Let’s make these questions more practical by defining an example that we will carry through this article.
We have just developed an application that makes weather forecasts.
Our application works as follows:
- Feature collections: we collect data about air pressure, wind speed, and the presence of clouds in the surrounding area. Each feature has one dedicated sensor and data is transmitted using its API;
- Weather forecasts: we select a trained model and use it to predict the weather of the day;
The project is composed of four simple Python files:
-
|-> features_ingestion.py
|-> make_prevision.py
|-> utils.py
|-> main.py
Let’s focus on the features ingestion phase.

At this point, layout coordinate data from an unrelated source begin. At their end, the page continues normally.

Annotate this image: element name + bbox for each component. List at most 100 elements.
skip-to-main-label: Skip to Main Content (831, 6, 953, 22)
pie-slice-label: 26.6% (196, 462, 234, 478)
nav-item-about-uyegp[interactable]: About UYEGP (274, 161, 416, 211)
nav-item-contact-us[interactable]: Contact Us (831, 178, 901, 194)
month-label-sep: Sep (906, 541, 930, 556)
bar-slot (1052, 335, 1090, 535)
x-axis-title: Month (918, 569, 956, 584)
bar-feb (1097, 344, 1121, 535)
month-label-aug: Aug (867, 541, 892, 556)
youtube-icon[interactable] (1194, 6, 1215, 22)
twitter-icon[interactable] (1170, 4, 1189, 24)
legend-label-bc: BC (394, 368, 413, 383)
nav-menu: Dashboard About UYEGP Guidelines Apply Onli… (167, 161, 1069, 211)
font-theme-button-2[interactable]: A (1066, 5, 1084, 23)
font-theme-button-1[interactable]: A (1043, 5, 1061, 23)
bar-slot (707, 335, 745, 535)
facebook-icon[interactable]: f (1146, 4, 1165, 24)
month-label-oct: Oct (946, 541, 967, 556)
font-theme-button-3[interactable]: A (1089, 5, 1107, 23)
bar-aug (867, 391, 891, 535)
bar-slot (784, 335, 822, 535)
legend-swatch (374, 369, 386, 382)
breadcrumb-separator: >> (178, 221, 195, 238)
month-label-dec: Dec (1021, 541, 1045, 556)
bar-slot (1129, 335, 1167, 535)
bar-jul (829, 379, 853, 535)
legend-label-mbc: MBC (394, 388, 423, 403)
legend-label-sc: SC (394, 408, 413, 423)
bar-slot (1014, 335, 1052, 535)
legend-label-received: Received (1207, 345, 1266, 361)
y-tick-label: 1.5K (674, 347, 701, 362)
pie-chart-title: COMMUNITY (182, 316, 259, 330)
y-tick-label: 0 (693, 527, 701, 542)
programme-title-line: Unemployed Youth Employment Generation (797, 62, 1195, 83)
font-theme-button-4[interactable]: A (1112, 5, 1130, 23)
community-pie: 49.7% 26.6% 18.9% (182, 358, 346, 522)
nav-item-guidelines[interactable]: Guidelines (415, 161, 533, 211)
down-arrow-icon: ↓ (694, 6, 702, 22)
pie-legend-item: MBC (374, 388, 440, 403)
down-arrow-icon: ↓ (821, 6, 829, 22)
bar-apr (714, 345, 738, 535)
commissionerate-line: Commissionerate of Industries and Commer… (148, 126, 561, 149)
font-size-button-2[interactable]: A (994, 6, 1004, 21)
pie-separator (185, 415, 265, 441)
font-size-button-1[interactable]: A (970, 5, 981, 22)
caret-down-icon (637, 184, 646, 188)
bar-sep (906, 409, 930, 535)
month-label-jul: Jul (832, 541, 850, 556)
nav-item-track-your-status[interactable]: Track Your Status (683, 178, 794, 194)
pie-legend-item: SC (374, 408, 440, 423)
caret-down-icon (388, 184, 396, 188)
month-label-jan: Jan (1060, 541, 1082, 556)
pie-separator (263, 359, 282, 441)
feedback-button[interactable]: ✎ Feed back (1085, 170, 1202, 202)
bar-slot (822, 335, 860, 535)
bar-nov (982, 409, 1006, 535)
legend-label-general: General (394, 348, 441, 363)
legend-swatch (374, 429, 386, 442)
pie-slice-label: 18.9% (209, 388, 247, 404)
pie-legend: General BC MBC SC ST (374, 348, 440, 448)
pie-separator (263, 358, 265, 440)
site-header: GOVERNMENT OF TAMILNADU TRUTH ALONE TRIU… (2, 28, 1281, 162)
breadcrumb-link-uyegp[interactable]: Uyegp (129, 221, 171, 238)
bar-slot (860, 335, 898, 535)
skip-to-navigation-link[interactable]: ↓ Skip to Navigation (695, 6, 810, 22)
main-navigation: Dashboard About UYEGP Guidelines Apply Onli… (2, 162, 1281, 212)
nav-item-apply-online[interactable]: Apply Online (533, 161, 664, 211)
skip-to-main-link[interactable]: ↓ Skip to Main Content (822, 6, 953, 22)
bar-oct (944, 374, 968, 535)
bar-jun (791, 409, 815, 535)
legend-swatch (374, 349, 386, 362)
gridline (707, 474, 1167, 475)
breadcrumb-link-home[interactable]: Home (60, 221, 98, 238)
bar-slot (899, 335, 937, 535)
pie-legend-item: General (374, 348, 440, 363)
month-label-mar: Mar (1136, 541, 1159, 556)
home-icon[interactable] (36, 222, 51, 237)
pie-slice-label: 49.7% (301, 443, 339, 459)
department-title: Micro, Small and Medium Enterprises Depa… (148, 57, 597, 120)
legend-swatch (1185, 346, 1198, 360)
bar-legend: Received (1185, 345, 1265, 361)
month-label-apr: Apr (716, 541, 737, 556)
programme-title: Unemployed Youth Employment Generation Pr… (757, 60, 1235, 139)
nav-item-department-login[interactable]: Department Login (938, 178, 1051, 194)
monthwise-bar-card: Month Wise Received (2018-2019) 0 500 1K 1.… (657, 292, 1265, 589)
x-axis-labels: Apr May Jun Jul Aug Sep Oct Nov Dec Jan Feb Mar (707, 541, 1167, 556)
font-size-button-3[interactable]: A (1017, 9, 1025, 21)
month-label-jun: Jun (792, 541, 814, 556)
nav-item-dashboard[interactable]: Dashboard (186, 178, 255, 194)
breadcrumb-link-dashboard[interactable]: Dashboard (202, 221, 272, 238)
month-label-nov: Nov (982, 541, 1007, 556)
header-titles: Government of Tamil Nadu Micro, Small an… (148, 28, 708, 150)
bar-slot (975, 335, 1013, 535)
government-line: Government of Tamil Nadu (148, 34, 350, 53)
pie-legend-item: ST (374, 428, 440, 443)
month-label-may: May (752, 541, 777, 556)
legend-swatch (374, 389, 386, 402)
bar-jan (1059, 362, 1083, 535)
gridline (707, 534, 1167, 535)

The script that performs features collection is the following:
If we launch the script from the terminal and one of the APIs does not work, we will see the not easily human-readable standard error message on the console.
To make the error more readable we can insert a try-except block with a print statement like the one shown at line 13:
Now we can easily figure out which API is not working… if we read the stdout and the stderr on the console!
Our boss is very happy with our work. Our weather forecast is so accurate that everyone checks it to decide whether or not go for a hike in the countryside! To improve the application, he has decided to make a forecast every hour – 24 times a day.
Geat! So, we rent an AWS instance, set up the environment and the crontab, and leave the office to go home in a great mood. The next day we arrive at the office at 9 am and… our boss is yelling! The application did not work all night – it only started to work again a couple of hours ago! Our boss ‘gently’ asks what happened, and we are unable to answer. The stderr and stdout were lost when the application finished!
To avoid this situation, we have to add logs to our application!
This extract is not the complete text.